6. Standalone (Algorithm Only) Performance
Yes, a standalone (algorithm only) performance study was done for the JBAIDS Anthrax Detection System. The device itself is an automated system that uses PCR technology to detect specific DNA sequences and its software then analyzes the amplification curves and reports results as Positive, Negative, Inhibited, or Uncertain (as described in the "Description" section).
The performance metrics reported (sensitivity, specificity, detection rates for various samples) are directly from the JBAIDS system's automated output.
7. Type of Ground Truth Used
The ground truth used was:
- Microbiological Identification/Pathology: For the analytical studies, ground truth for B. anthracis presence was established by "standard biochemical identification and ... the CDC Reference Laboratory Procedure for Identification of B. anthracis Using Lysis by Gamma Phage." For non-B. anthracis strains, their identification as non-anthrax was also based on standard microbiological characterization.
- Outcomes Data (Indirect/Surrogate): For the clinical specificity study, the ground truth for the absence of anthrax was based on "blood cultures" being negative for B. anthracis. This serves as a clinical outcome surrogate to confirm the absence of the infection in symptomatic patients.

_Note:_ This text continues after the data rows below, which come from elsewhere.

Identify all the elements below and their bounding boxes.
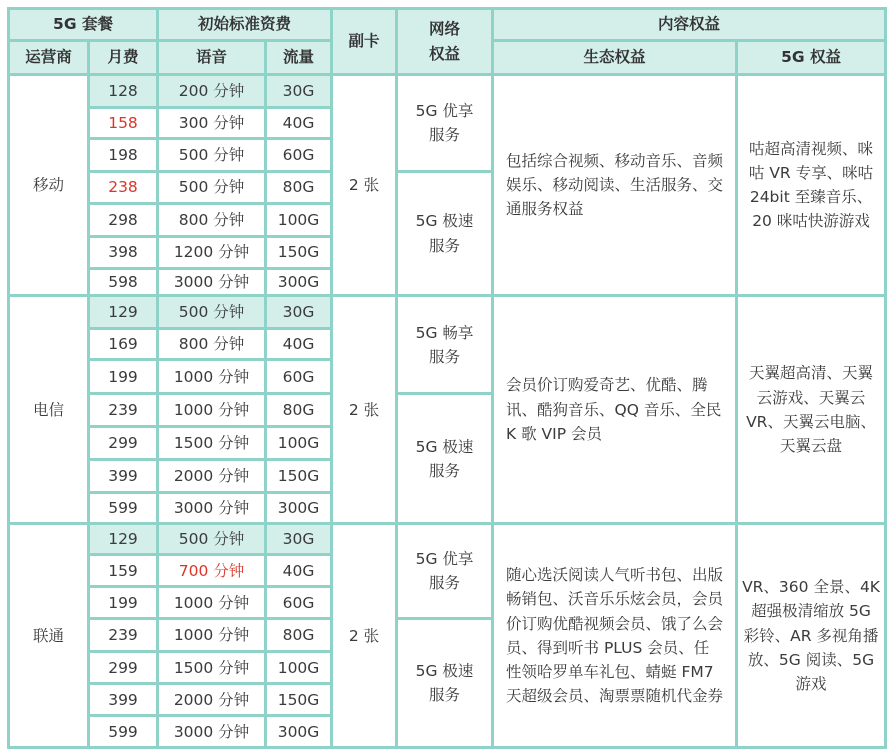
monthly-fee-cell: 129 xyxy=(89,296,158,329)
data-cell: 40G xyxy=(266,329,332,360)
voice-cell: 800 分钟 xyxy=(158,329,266,360)
plan-comparison-table xyxy=(7,7,887,749)
voice-cell: 500 分钟 xyxy=(158,139,266,172)
data-cell: 80G xyxy=(266,394,332,427)
monthly-fee-cell: 198 xyxy=(89,139,158,172)
monthly-fee-cell: 599 xyxy=(89,493,158,524)
monthly-fee-cell: 239 xyxy=(89,619,158,652)
voice-cell: 500 分钟 xyxy=(158,172,266,204)
voice-cell: 1000 分钟 xyxy=(158,619,266,652)
sub-card-cell: 2 张 xyxy=(332,296,397,524)
header-content: 内容权益 xyxy=(493,9,886,41)
table-row xyxy=(9,524,886,555)
data-cell: 60G xyxy=(266,587,332,619)
monthly-fee-cell: 239 xyxy=(89,394,158,427)
header-eco: 生态权益 xyxy=(493,41,737,75)
network-benefit-cell: 5G 极速 服务 xyxy=(397,619,493,748)
data-cell: 60G xyxy=(266,139,332,172)
header-5g: 5G 权益 xyxy=(737,41,886,75)
data-cell: 40G xyxy=(266,108,332,139)
header-sub-card: 副卡 xyxy=(332,9,397,75)
header-voice: 语音 xyxy=(158,41,266,75)
monthly-fee-cell: 128 xyxy=(89,75,158,108)
eco-benefit-cell: 包括综合视频、移动音乐、音频娱乐、移动阅读、生活服务、交通服务权益 xyxy=(493,75,737,296)
header-plan: 5G 套餐 xyxy=(9,9,158,41)
voice-cell: 1500 分钟 xyxy=(158,652,266,684)
voice-cell: 3000 分钟 xyxy=(158,493,266,524)
monthly-fee-cell: 598 xyxy=(89,269,158,296)
monthly-fee-cell: 299 xyxy=(89,652,158,684)
monthly-fee-cell: 159 xyxy=(89,555,158,587)
data-cell: 150G xyxy=(266,460,332,493)
voice-cell: 1500 分钟 xyxy=(158,427,266,460)
table-row xyxy=(9,296,886,329)
data-cell: 300G xyxy=(266,269,332,296)
voice-cell: 200 分钟 xyxy=(158,75,266,108)
voice-cell: 500 分钟 xyxy=(158,524,266,555)
network-benefit-cell: 5G 极速 服务 xyxy=(397,394,493,524)
voice-cell: 1000 分钟 xyxy=(158,394,266,427)
monthly-fee-cell: 199 xyxy=(89,587,158,619)
monthly-fee-cell: 399 xyxy=(89,460,158,493)
monthly-fee-cell: 399 xyxy=(89,684,158,716)
fiveg-benefit-cell: 咕超高清视频、咪咕 VR 专享、咪咕 24bit 至臻音乐、20 咪咕快游游戏 xyxy=(737,75,886,296)
voice-cell: 2000 分钟 xyxy=(158,460,266,493)
operator-cell: 电信 xyxy=(9,296,89,524)
voice-cell: 300 分钟 xyxy=(158,108,266,139)
voice-cell: 3000 分钟 xyxy=(158,716,266,748)
monthly-fee-cell: 199 xyxy=(89,360,158,394)
monthly-fee-cell: 129 xyxy=(89,524,158,555)
fiveg-benefit-cell: VR、360 全景、4K 超强极清缩放 5G 彩铃、AR 多视角播放、5G 阅读、5G 游戏 xyxy=(737,524,886,748)
data-cell: 100G xyxy=(266,652,332,684)
data-cell: 30G xyxy=(266,524,332,555)
operator-cell: 移动 xyxy=(9,75,89,296)
header-operator: 运营商 xyxy=(9,41,89,75)
data-cell: 30G xyxy=(266,75,332,108)
eco-benefit-cell: 会员价订购爱奇艺、优酷、腾讯、酷狗音乐、QQ 音乐、全民 K 歌 VIP 会员 xyxy=(493,296,737,524)
voice-cell: 1200 分钟 xyxy=(158,237,266,269)
data-cell: 300G xyxy=(266,493,332,524)
data-cell: 80G xyxy=(266,172,332,204)
data-cell: 80G xyxy=(266,619,332,652)
header-monthly: 月费 xyxy=(89,41,158,75)
voice-cell: 2000 分钟 xyxy=(158,684,266,716)
table-row xyxy=(9,75,886,108)
sub-card-cell: 2 张 xyxy=(332,75,397,296)
monthly-fee-cell: 169 xyxy=(89,329,158,360)
network-benefit-cell: 5G 优享 服务 xyxy=(397,524,493,619)
header-basic-fee: 初始标准资费 xyxy=(158,9,332,41)
monthly-fee-cell: 298 xyxy=(89,204,158,237)
header-data: 流量 xyxy=(266,41,332,75)
data-cell: 100G xyxy=(266,204,332,237)
voice-cell: 1000 分钟 xyxy=(158,360,266,394)
network-benefit-cell: 5G 优享 服务 xyxy=(397,75,493,172)
voice-cell: 3000 分钟 xyxy=(158,269,266,296)
voice-cell: 500 分钟 xyxy=(158,296,266,329)
monthly-fee-cell: 158 xyxy=(89,108,158,139)
voice-cell: 800 分钟 xyxy=(158,204,266,237)
data-cell: 150G xyxy=(266,684,332,716)
monthly-fee-cell: 398 xyxy=(89,237,158,269)
data-cell: 60G xyxy=(266,360,332,394)
sub-card-cell: 2 张 xyxy=(332,524,397,748)
data-cell: 100G xyxy=(266,427,332,460)
monthly-fee-cell: 238 xyxy=(89,172,158,204)
monthly-fee-cell: 299 xyxy=(89,427,158,460)
network-benefit-cell: 5G 畅享 服务 xyxy=(397,296,493,394)
voice-cell: 1000 分钟 xyxy=(158,587,266,619)
monthly-fee-cell: 599 xyxy=(89,716,158,748)
voice-cell: 700 分钟 xyxy=(158,555,266,587)
header-network: 网络 权益 xyxy=(397,9,493,75)
operator-cell: 联通 xyxy=(9,524,89,748)
data-cell: 30G xyxy=(266,296,332,329)
network-benefit-cell: 5G 极速 服务 xyxy=(397,172,493,296)
data-cell: 300G xyxy=(266,716,332,748)
fiveg-benefit-cell: 天翼超高清、天翼云游戏、天翼云 VR、天翼云电脑、天翼云盘 xyxy=(737,296,886,524)
data-cell: 150G xyxy=(266,237,332,269)
eco-benefit-cell: 随心选沃阅读人气听书包、出版畅销包、沃音乐乐炫会员，会员价订购优酷视频会员、饿了么会员、得到听书 PLUS 会员、任性领哈罗单车礼包、蜻蜓 FM7 天超级会员、淘票票随机代金券 xyxy=(493,524,737,748)
data-cell: 40G xyxy=(266,555,332,587)
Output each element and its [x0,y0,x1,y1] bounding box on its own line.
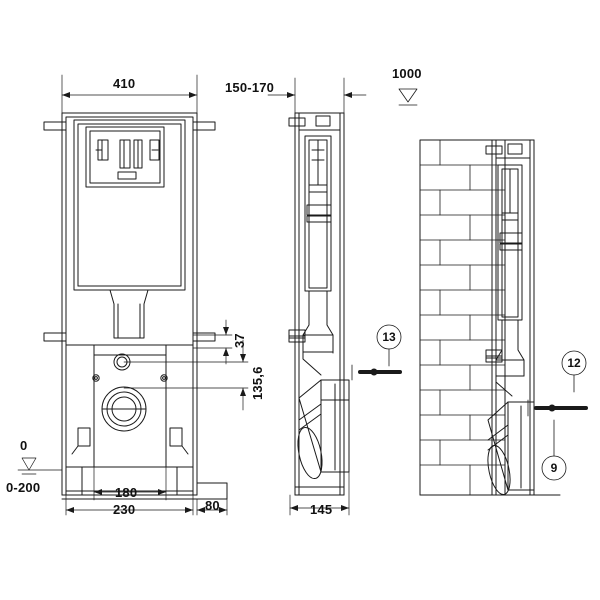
dim-base-80: 80 [205,498,220,513]
dim-offset-37: 37 [232,333,247,348]
balloon-13-label: 13 [382,330,396,344]
front-view-dimensions [18,75,248,515]
side-view-dimensions [268,78,366,515]
dim-front-width: 410 [113,76,136,91]
wall-installation-geometry [420,140,560,497]
dim-height-1000: 1000 [392,66,422,81]
dim-floor-zero: 0 [20,438,28,453]
dim-side-depth: 150-170 [225,80,275,95]
front-view-geometry [44,113,227,499]
dim-side-145: 145 [310,502,333,517]
level-1000-symbol [399,89,417,105]
dim-floor-range: 0-200 [6,480,41,495]
dim-offset-135-6: 135,6 [250,366,265,400]
dim-base-180: 180 [115,485,138,500]
side-view-geometry [289,113,349,495]
balloon-12-label: 12 [567,356,581,370]
balloon-9-label: 9 [550,461,558,475]
dim-base-230: 230 [113,502,136,517]
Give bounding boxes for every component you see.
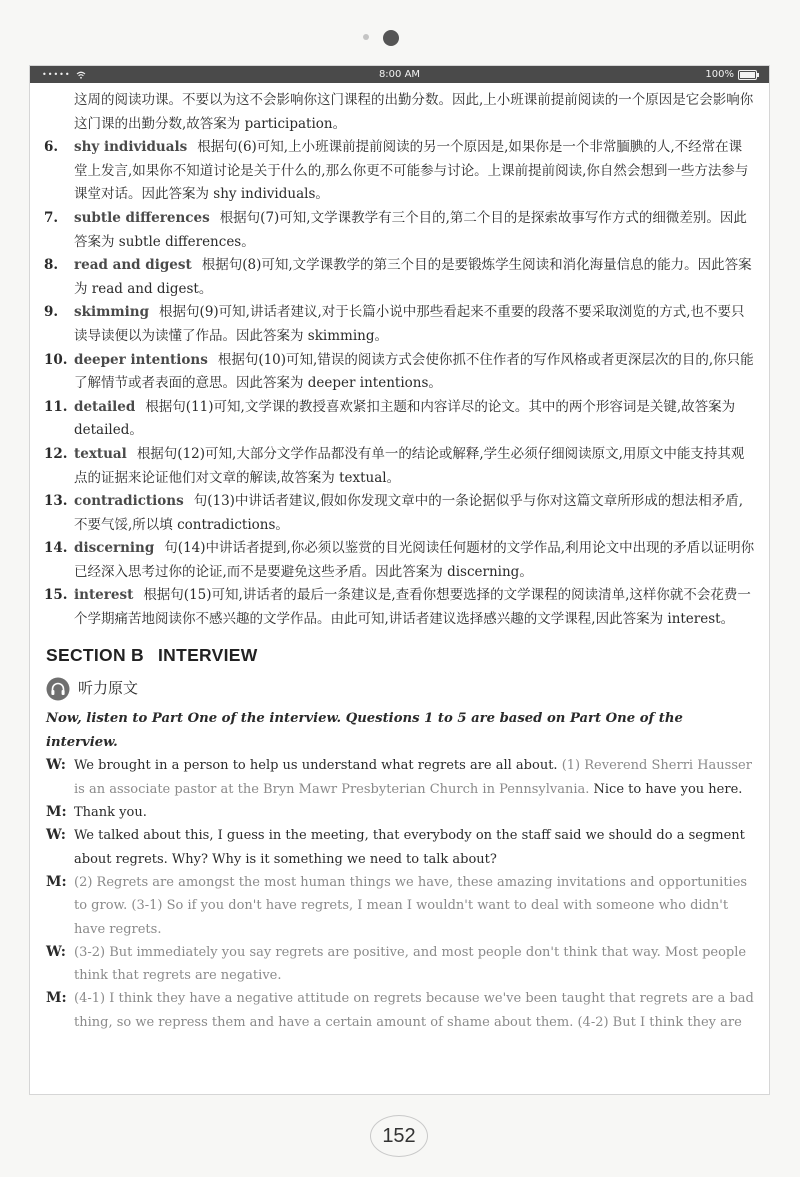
answer-item — [44, 443, 755, 490]
answer-keyword: detailed — [74, 398, 136, 415]
dialogue-turn — [44, 754, 755, 801]
speaker-label: M: — [46, 873, 67, 890]
dialogue-text: Thank you. — [74, 805, 147, 821]
answer-item — [44, 537, 755, 584]
wifi-icon — [76, 71, 86, 79]
answer-number: 8. — [44, 257, 59, 274]
numbered-sentence: (2) Regrets are amongst the most human things we have, these amazing invitations and opportunities to grow. (3-1) So if you don't have regrets, I mean I wouldn't want to deal with someone who didn't have regrets. — [74, 874, 748, 937]
answer-explanation: 根据句(8)可知,文学课教学的第三个目的是要锻炼学生阅读和消化海量信息的能力。因此答案为 read and digest。 — [74, 257, 752, 297]
dialogue-turn — [44, 824, 755, 871]
status-right — [705, 69, 757, 80]
answer-number: 12. — [44, 445, 68, 462]
answer-explanation: 根据句(10)可知,错误的阅读方式会使你抓不住作者的写作风格或者更深层次的目的,你只能了解情节或者表面的意思。因此答案为 deeper intentions。 — [74, 351, 754, 392]
status-time: 8:00 AM — [378, 69, 421, 80]
dialogue-text: Nice to have you here. — [589, 781, 743, 797]
answer-keyword: shy individuals — [74, 139, 188, 156]
section-label: SECTION B — [46, 644, 144, 665]
answer-keyword: subtle differences — [74, 209, 210, 226]
transcript-header — [46, 677, 755, 701]
answer-explanation: 根据句(6)可知,上小班课前提前阅读的另一个原因是,如果你是一个非常腼腆的人,不经常在课堂上发言,如果你不知道讨论是关于什么的,那么你更不可能参与讨论。上课前提前阅读,你自然会想到一些方法参与课堂对话。因此答案为 shy individuals。 — [74, 139, 749, 203]
speaker-label: W: — [46, 827, 66, 844]
answer-number: 6. — [44, 139, 59, 156]
answer-number: 11. — [44, 398, 68, 415]
dialogue-turn — [44, 871, 755, 941]
numbered-sentence: (4-1) I think they have a negative attitude on regrets because we've been taught that regrets are a bad thing, so we repress them and have a certain amount of shame about them. (4-2) But I think they are — [74, 991, 754, 1030]
answer-number: 15. — [44, 587, 68, 604]
dialogue — [44, 754, 755, 1034]
answer-number: 10. — [44, 351, 68, 368]
answer-explanation: 句(13)中讲话者建议,假如你发现文章中的一条论据似乎与你对这篇文章所形成的想法相矛盾,不要气馁,所以填 contradictions。 — [74, 493, 744, 533]
tablet-screen — [29, 65, 770, 1095]
dialogue-text: We talked about this, I guess in the meeting, that everybody on the staff said we should do a segment about regrets. Why? Why is it something we need to talk about? — [74, 828, 745, 867]
battery-percent: 100% — [705, 69, 734, 80]
answer-item — [44, 349, 755, 396]
answer-keyword: skimming — [74, 304, 150, 321]
section-title: INTERVIEW — [157, 644, 258, 665]
answer-keyword: read and digest — [74, 257, 192, 274]
answer-keyword: discerning — [74, 540, 155, 557]
status-bar — [30, 66, 769, 83]
speaker-label: W: — [46, 757, 66, 774]
dialogue-turn — [44, 801, 755, 824]
page-number: 152 — [370, 1115, 428, 1157]
page-content — [30, 83, 769, 1034]
numbered-sentence: (1) Reverend Sherri Hausser is an associate pastor at the Bryn Mawr Presbyterian Church in Pennsylvania. — [74, 758, 752, 797]
answer-keyword: interest — [74, 587, 134, 604]
answer-explanation: 根据句(9)可知,讲话者建议,对于长篇小说中那些看起来不重要的段落不要采取浏览的方式,也不要只读导读便以为读懂了作品。因此答案为 skimming。 — [74, 304, 745, 344]
answer-item — [44, 584, 755, 631]
answer-item — [44, 490, 755, 537]
transcript-instruction: Now, listen to Part One of the interview. Questions 1 to 5 are based on Part One of the interview. — [46, 711, 683, 750]
transcript-title: 听力原文 — [78, 679, 139, 698]
answer-number: 13. — [44, 493, 68, 510]
numbered-sentence: (3-2) But immediately you say regrets are positive, and most people don't think that way. Most people think that regrets are negative. — [74, 944, 747, 984]
dialogue-turn — [44, 941, 755, 988]
answer-keyword: textual — [74, 445, 127, 462]
answer-item — [44, 207, 755, 254]
battery-icon — [738, 70, 757, 80]
answer-number: 7. — [44, 209, 59, 226]
signal-strength-icon: ••••• — [42, 70, 71, 79]
answer-explanation: 根据句(15)可知,讲话者的最后一条建议是,查看你想要选择的文学课程的阅读清单,这样你就不会花费一个学期痛苦地阅读你不感兴趣的文学作品。由此可知,讲话者建议选择感兴趣的文学课程,因此答案为 interest。 — [74, 587, 751, 628]
answer-item — [44, 254, 755, 301]
headphones-icon — [46, 677, 70, 701]
front-camera-dot — [363, 34, 369, 40]
speaker-label: M: — [46, 990, 67, 1007]
continuation-paragraph: 这周的阅读功课。不要以为这不会影响你这门课程的出勤分数。因此,上小班课前提前阅读的一个原因是它会影响你这门课的出勤分数,故答案为 participation。 — [74, 92, 754, 132]
answer-explanation: 句(14)中讲话者提到,你必须以鉴赏的目光阅读任何题材的文学作品,利用论文中出现的矛盾以证明你已经深入思考过你的论证,而不是要避免这些矛盾。因此答案为 discerning。 — [74, 540, 755, 580]
speaker-label: W: — [46, 943, 66, 960]
answer-item — [44, 136, 755, 207]
dialogue-text: We brought in a person to help us understand what regrets are all about. — [74, 758, 562, 774]
answer-item — [44, 396, 755, 443]
answer-explanation: 根据句(7)可知,文学课教学有三个目的,第二个目的是探索故事写作方式的细微差别。因此答案为 subtle differences。 — [74, 209, 747, 250]
answer-number: 9. — [44, 304, 59, 321]
section-heading — [46, 644, 755, 668]
speaker-label: M: — [46, 804, 67, 821]
answer-keyword: deeper intentions — [74, 351, 208, 368]
status-left — [42, 70, 86, 79]
answer-explanation: 根据句(12)可知,大部分文学作品都没有单一的结论或解释,学生必须仔细阅读原文,用原文中能支持其观点的证据来论证他们对文章的解读,故答案为 textual。 — [74, 445, 745, 486]
answer-keyword: contradictions — [74, 493, 184, 510]
answer-item — [44, 301, 755, 348]
answer-list — [44, 136, 755, 631]
front-sensor — [383, 30, 399, 46]
dialogue-turn — [44, 987, 755, 1034]
answer-number: 14. — [44, 540, 68, 557]
answer-explanation: 根据句(11)可知,文学课的教授喜欢紧扣主题和内容详尽的论文。其中的两个形容词是关键,故答案为 detailed。 — [74, 398, 736, 439]
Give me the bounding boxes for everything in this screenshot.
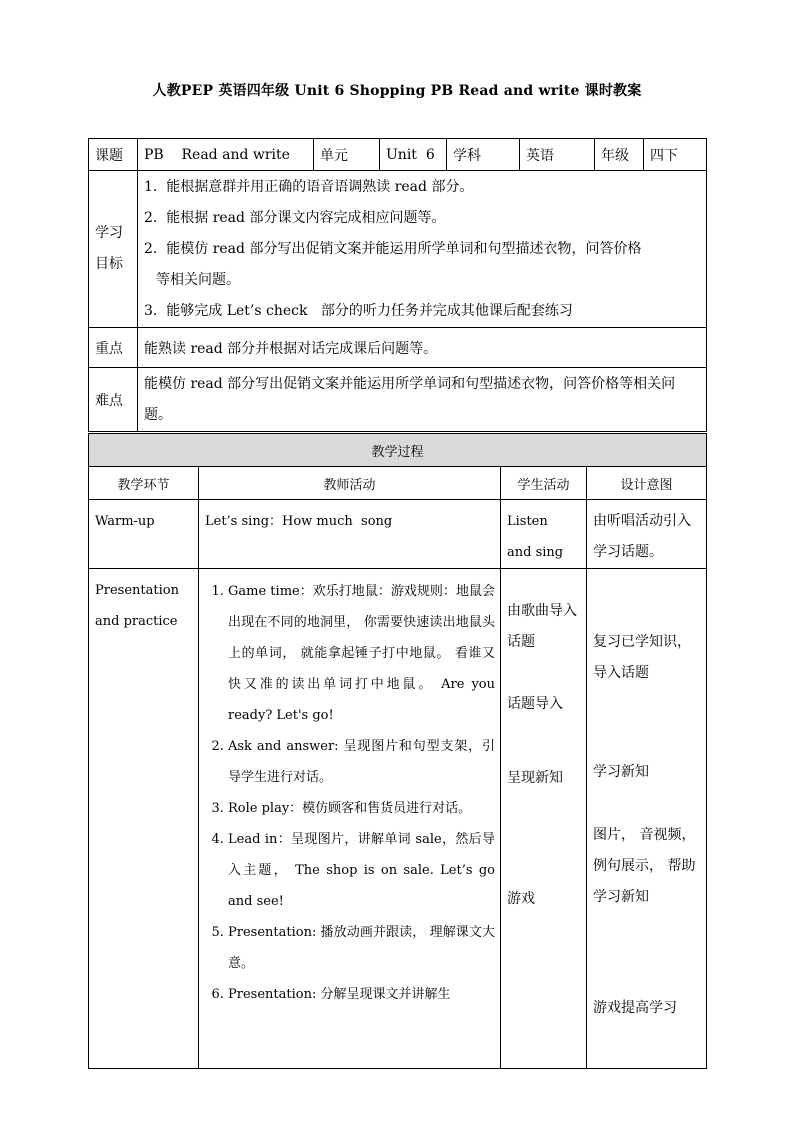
student-activity: 话题导入 [507, 696, 563, 712]
teaching-process-table [88, 433, 707, 1069]
grade-label: 年级 [595, 139, 644, 171]
difficulty-row [89, 368, 707, 432]
teacher-activity: 1. Game time：欢乐打地鼠：游戏规则：地鼠会出现在不同的地洞里， 你需要快速读出地鼠头上的单词， 就能拿起锤子打中地鼠。 看谁又快又准的读出单词打中地鼠。 Are you ready? Let's go! [228, 576, 495, 731]
student-activity: 呈现新知 [507, 770, 563, 786]
presentation-intent [587, 569, 707, 1069]
key-point-text: 能熟读 read 部分并根据对话完成课后问题等。 [138, 328, 707, 368]
design-intent: 学习新知 [593, 764, 649, 780]
header-student: 学生活动 [501, 467, 587, 500]
document-title: 人教PEP 英语四年级 Unit 6 Shopping PB Read and write 课时教案 [152, 83, 642, 99]
presentation-stage-line-2: and practice [95, 614, 178, 629]
presentation-stage [89, 569, 199, 1069]
header-teacher: 教师活动 [199, 467, 501, 500]
unit-label: 单元 [314, 139, 380, 171]
goal-item: 等相关问题。 [156, 272, 240, 288]
presentation-student [501, 569, 587, 1069]
lesson-info-table [88, 138, 707, 432]
goal-item: 3. 能够完成 Let’s check 部分的听力任务并完成其他课后配套练习 [144, 303, 573, 319]
subject-label: 学科 [447, 139, 520, 171]
goals-label-line-2: 目标 [95, 256, 123, 272]
difficulty-label: 难点 [89, 368, 138, 432]
warmup-row [89, 500, 707, 569]
goal-item: 1. 能根据意群并用正确的语音语调熟读 read 部分。 [144, 179, 474, 195]
design-intent: 图片， 音视频，例句展示， 帮助学习新知 [593, 827, 696, 905]
difficulty-text: 能模仿 read 部分写出促销文案并能运用所学单词和句型描述衣物，问答价格等相关问题。 [138, 368, 707, 432]
teacher-activity: 6. Presentation: 分解呈现课文并讲解生 [228, 979, 495, 1010]
goal-item: 2. 能模仿 read 部分写出促销文案并能运用所学单词和句型描述衣物，问答价格 [144, 241, 642, 257]
design-intent: 游戏提高学习 [593, 1000, 677, 1016]
goals-list [138, 171, 707, 328]
teacher-activity: 4. Lead in：呈现图片，讲解单词 sale，然后导入主题， The shop is on sale. Let’s go and see! [228, 824, 495, 917]
presentation-row [89, 569, 707, 1069]
presentation-teacher [199, 569, 501, 1069]
section-row [89, 434, 707, 467]
goals-label [89, 171, 138, 328]
presentation-stage-line-1: Presentation [95, 583, 179, 598]
goal-item: 2. 能根据 read 部分课文内容完成相应问题等。 [144, 210, 446, 226]
teacher-activity-list [200, 570, 499, 1010]
grade-value: 四下 [644, 139, 707, 171]
goals-row [89, 171, 707, 328]
topic-label: 课题 [89, 139, 138, 171]
teacher-activity: 3. Role play：模仿顾客和售货员进行对话。 [228, 793, 495, 824]
info-row [89, 139, 707, 171]
header-row [89, 467, 707, 500]
student-activity: 游戏 [507, 891, 535, 907]
warmup-student: Listen and sing [501, 500, 587, 569]
header-stage: 教学环节 [89, 467, 199, 500]
topic-value: PB Read and write [138, 139, 314, 171]
subject-value: 英语 [520, 139, 595, 171]
warmup-teacher: Let’s sing：How much song [199, 500, 501, 569]
teacher-activity: 2. Ask and answer: 呈现图片和句型支架，引导学生进行对话。 [228, 731, 495, 793]
goals-label-line-1: 学习 [95, 225, 123, 241]
key-point-label: 重点 [89, 328, 138, 368]
header-intent: 设计意图 [587, 467, 707, 500]
section-title: 教学过程 [89, 434, 707, 467]
key-point-row [89, 328, 707, 368]
teacher-activity: 5. Presentation: 播放动画并跟读， 理解课文大意。 [228, 917, 495, 979]
design-intent: 复习已学知识，导入话题 [593, 634, 691, 681]
student-activity: 由歌曲导入话题 [507, 603, 577, 650]
warmup-intent: 由听唱活动引入学习话题。 [587, 500, 707, 569]
warmup-stage: Warm-up [89, 500, 199, 569]
unit-value: Unit 6 [380, 139, 447, 171]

8. Sample Size for the Training Set
The document does not specify the sample size for a training set. This is common for PCR-based IVD systems, where the "training" (development and optimization) often relies on well-characterized laboratory strains and known genetic sequences rather than a distinct "training set" in the machine learning sense. The device is designed to detect known specific DNA sequences rather than learn patterns from a broad dataset.
9. How Ground Truth for the Training Set Was Established
As no specific "training set" is mentioned, the method for establishing ground truth for training data is not provided. However, the development of the assays (e.g., designing primers and probes for pXO1 and pXO2) would rely on the established genomic sequences of B. anthracis, confirmed by techniques such as genomic sequencing, traditional microbiological identification, and confirmed virulence studies from expert laboratories like the CDC. The document highlights that the targets (pXO1 and pXO2 plasmids) are "essential for the organism's pathogenicity," implicitly referencing well-established biological facts about B. anthracis.